I'm embarrassed to admit that the maths in the quizz defeats me - there's a reason I'm a historian!

MMrussianadoption said...

But Lord, I feel like I'm turning into June Cleaver, and that this kid will think every time he farts it's cause for celebration---
This line killed me. lmao.

Do what you said. Try different things and see what works for him.

Jenni said...

I scored the New Parent Power Book. Never heard of it, but will check it out. As you can probably tell from my recent posts, we're going through a bit of a rough patch with our kids and are trying new discipline methods. The two books that we've had the most success with are: "Easy to Love, Difficult to Discipline" and "Parenting with Love and Logic." I like that both these books focus on helping the children to solve their own problems. It definitely lessens my frustration level!

Best of luck with SeaMonkey. He's got spunk, and he's cute as hell, so I think he'll go far in life. ;)

Wendy said...

OK, now my brain hurts, but I come out a standard Dr. Spock type. My first child was easy. Redirection worked well, she wanted to please me and she was such a happy, easy-going thing. I thought I was the best Mommy in the world. Then came child #2. Nothing, I repeat, NOTHING worked on her. None of the stuff my first responded to, nothing in any of the books, nothing I tried. My Mommy bubble burst big time. Then #3 came along, and it finally was easy again. Things just felt natural. So my recommendation is to continue to experiment. You are doing great! (And all mothers occasionally want to boot their offspring to the mooon!)

mama k said...

Ok, didn't take the quiz, but I am a Sears fan. He promotes gentle discipline, but that does not mean "leanient" like most people seem to think. It is just a different approach than the typical "bad" behavior = punishment.
But with all the experts, I think you take what you can use and leave the rest. All children are different and all parents are as well. For me, my goal is to nurture an independent, considerate, well-mannered individual. As my mom used to say, "I'm raising you to be an adult not a child." I want my son to follow my guidance because we have a relationship of mutual respect. Maybe that's too ideal, but at least I can aim for that, right?
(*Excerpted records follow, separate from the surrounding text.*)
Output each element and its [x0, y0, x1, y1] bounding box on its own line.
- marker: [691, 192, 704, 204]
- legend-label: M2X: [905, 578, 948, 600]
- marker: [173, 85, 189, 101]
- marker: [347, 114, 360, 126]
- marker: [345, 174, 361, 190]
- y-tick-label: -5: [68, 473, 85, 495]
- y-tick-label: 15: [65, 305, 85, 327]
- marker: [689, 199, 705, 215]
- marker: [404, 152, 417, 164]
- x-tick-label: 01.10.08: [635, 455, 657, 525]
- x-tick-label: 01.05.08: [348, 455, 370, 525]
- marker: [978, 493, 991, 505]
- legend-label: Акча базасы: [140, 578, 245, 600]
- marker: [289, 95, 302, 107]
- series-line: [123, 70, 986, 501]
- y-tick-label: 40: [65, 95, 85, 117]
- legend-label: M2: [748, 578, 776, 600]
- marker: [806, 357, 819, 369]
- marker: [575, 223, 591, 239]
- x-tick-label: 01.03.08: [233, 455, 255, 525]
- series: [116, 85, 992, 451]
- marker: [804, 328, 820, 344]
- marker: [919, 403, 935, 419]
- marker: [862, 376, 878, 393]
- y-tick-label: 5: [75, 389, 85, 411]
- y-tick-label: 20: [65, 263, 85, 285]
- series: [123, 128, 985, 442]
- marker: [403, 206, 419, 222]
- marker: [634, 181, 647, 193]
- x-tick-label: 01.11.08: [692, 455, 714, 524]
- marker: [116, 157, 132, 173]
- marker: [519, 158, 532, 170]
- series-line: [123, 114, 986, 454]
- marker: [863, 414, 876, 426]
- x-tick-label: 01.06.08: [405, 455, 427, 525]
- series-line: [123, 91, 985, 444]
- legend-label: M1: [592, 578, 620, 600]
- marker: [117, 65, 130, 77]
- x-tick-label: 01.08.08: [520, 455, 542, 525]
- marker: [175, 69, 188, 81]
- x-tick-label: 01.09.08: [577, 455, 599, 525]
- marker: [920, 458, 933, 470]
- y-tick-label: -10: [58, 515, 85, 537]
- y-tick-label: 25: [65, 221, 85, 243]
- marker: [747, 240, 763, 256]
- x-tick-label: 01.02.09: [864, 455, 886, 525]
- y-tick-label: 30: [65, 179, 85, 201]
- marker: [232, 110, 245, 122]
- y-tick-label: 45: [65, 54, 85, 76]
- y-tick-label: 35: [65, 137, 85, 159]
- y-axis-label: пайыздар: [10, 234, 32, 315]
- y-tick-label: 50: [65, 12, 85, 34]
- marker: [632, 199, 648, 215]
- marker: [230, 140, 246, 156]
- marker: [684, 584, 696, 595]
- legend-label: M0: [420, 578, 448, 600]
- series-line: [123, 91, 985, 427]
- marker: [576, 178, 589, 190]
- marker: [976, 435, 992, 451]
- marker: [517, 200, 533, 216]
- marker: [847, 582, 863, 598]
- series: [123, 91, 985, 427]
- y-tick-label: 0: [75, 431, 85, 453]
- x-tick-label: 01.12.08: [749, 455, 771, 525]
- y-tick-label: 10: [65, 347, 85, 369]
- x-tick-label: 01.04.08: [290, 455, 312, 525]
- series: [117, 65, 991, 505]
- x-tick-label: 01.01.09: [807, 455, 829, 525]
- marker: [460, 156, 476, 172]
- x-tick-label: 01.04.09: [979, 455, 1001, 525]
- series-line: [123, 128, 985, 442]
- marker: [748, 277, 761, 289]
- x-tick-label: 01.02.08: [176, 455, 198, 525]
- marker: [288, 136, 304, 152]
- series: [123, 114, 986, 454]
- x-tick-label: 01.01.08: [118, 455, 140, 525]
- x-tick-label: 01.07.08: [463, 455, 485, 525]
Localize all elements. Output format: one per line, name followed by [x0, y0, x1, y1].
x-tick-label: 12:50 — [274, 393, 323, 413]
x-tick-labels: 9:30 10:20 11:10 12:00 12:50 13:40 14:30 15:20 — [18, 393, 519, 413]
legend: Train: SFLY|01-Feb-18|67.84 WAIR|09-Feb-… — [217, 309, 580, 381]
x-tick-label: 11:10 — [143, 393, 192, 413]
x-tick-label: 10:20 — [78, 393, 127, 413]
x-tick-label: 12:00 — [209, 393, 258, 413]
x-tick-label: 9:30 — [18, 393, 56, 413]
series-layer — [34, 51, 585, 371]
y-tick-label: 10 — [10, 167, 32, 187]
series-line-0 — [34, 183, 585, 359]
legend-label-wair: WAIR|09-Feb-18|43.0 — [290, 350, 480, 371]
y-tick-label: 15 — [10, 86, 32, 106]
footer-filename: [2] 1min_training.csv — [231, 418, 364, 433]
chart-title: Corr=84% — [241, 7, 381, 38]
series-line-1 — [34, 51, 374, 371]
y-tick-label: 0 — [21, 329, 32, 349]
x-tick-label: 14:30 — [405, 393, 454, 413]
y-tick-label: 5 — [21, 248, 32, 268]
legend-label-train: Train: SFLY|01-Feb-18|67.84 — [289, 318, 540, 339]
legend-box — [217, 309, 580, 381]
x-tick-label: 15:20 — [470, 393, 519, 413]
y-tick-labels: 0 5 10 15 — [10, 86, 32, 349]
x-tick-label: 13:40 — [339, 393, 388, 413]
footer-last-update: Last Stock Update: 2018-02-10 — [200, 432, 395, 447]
I think respecting your children and their stage of development is a good place to start.
I always thought that child development should be required for new parents when I took it in college. Very interesting stuff.
I'm right there with you as this is just starting to become an issue and we are venturing into unchartered territory!

My good friend highly recommends Your Child's Self Esteem by Briggs as a general parenting philosophy/discipline book. (She swears it's not all psychobabble, but she is a counselor.) So that is on my to-read list.